清晨車馬靜,初日照高林。
官道通幽處,峽間草木深。
山光悅水性,湖影空人心。
城郭人聲寂,但餘蟲鳥音。
清晨的時候,小西湖西北方大山中的景象,正像這位詩人描繪的一模一樣,靜謐,安寧。
天地和山水還沒在昨夜的夢中醒轉回來,懶洋洋的還沒準備好迎接新的一天。
可是有三個人偏偏就不識相,非要打破大自然的安靜祥和。
刀削斧劈的山崖之間,射出兩條人影,一前一後,你追我趕,交織成一青一黑兩股流光,像兩隻鬼魅,看似忽疾忽緩,實則一步十丈,砂石激蕩,風聲嗖嗖。
離著他們還有好幾十仗的距離,也有一個人影在往前趕。
前麵的兩個人像騰雲駕霧的仙人一般飛奔,最後這位則是施展起不知道哪裏學來的三腳貓輕功,在陡峭的山崖間挑挑撿撿的艱難前行。

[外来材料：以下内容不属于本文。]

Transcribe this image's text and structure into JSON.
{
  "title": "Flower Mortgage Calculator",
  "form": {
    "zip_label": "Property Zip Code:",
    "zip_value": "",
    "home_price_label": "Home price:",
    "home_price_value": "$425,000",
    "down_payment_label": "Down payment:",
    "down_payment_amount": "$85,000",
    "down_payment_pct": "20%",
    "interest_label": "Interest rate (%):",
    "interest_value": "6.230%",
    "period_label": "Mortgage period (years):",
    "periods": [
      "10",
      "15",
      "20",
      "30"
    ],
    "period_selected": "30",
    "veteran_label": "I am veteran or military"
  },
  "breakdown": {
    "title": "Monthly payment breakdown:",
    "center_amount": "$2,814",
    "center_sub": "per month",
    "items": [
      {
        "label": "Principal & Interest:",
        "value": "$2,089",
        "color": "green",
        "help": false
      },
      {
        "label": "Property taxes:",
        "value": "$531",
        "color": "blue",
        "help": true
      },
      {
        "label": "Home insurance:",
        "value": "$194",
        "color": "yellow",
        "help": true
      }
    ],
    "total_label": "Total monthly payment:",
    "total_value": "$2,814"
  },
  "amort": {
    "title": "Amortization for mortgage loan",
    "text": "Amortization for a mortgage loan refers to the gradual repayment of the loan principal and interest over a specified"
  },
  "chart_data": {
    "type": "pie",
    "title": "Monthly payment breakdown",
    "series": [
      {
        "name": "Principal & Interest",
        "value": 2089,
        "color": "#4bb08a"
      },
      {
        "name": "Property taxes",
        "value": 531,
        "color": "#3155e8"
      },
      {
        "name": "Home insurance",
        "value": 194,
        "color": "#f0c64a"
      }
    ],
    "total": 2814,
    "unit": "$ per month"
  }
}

如果現在旁邊有人,一定免不了要提醒他一句:人家是神仙打架,你跟著湊什麼熱鬧,一不小心劍氣縱橫,你的小命就嗚呼哀哉啦!
最前麵落跑的人,全身黑衣,黑巾蒙麵,專挑一些山勢陡峭、枝椏斜生的地方飛掠,想甩開後麵追趕的人。
在後麵追趕的人,一襲青衫,約莫二十歲年紀,手握長劍,修眉星目,神采飛揚。
再說最後麵的那位呢,一身白色短身衣褲,大概是八九歲年紀,頭上左右兩邊各梳著一隻書童髻,氣喘籲籲,背上斜挎著包袱,斜挎著紅葫蘆,斜挎著油紙傘,還斜挎著一把沒有劍的劍鞘。
他可不就是白衣小書童,胡豆豆麼?
怪不得他跑得這麼慢,他挎的東西也實在是太多了,也不知道他家少爺到底有多狠心,把所有的東西都壓在一個還在長身體的孩童身上。
胡豆豆一邊喘著粗氣一邊像上麵那樣想著,對自己疼惜的不行。
青衫少年身法迅疾,如風似電,臉上卻始終是笑吟吟的模樣,朝前喊道:“喂,前麵的,別再跑啦,我不追你!”
後麵的胡豆豆遠遠聽見,心裏說句:唉,又要開始唬人了,誰會信你呐!
青衫少年雖然一身簡單幹淨的青衫,普普通通,但嗓子非常的清亮潤澤。
再加上顧盼之間豐姿雋爽的高貴神態,像是哪位世家公子,或者王孫貴胄,過慣了驕奢的生活,特意穿著粗布衣裳來品嚐人間的清苦。
骨子裏麵自然而然散發出來藏不住的尊貴,但偏偏又百般的灑脫。
讓人情不自禁想起一句住在江南小清溪的詩人,蘇晴的詩詞來:一襲青衫仗劍溫酒露,飲得半點微醺走春秋。
少年的這一聲“我不追你”,遊響停雲,在山澗之中前後環繞,左右回彈。
我不追你……不追你……追你……才逐漸消音。
黑衣人這不就輕易地相信他了麼,一縱身在山石上的一株枯木上輕飄飄駐足,然後向後觀望。
再看那青衫少年哪裏有半絲半毫不再追趕之意,看見黑衣人停下了,反而耍起狠來,借此機會,兩三個起落又把距離拉近了幾分。
無恥,黑衣人暗罵一聲,腳下一點,身化烏光,向崖頂掠去。
這時身後又傳來了青衫少年的聲音:“你怎麼不信我呢?哎,你別專挑些枝枝杈杈的跳哇,你這人就喜歡樹杈嗎?你是山裏的黑猴兒嗎?”
聽他這一句“你怎麼不信我呢”,胡豆豆險些笑噴了出來。
心想:以前還隻是騙子,如今簡直厚顏無恥。
黑衣人頭也不回,權當沒有聽見,不想理他,隻想快些擺脫這個難纏鬼。
青衫少年手提長劍,盛氣淩人,武功最多和黑衣人伯仲之間,但是現在卻偏偏把人家追得如此狼狽,難道他攥著黑衣人的把柄不成?
黑衣人這會下定了決心,全力施展起身法,少年眼看就要越落越遠。
“這家夥武功果然了得,”少年嘀咕道:“哼,要是連你都對付不了,小爺可是白白混了。”
回頭望向落後的小童,看他氣喘籲籲,滿頭大汗,心想:再托也沒有用了,不能再往前跑了,就在這裏把他解決掉吧。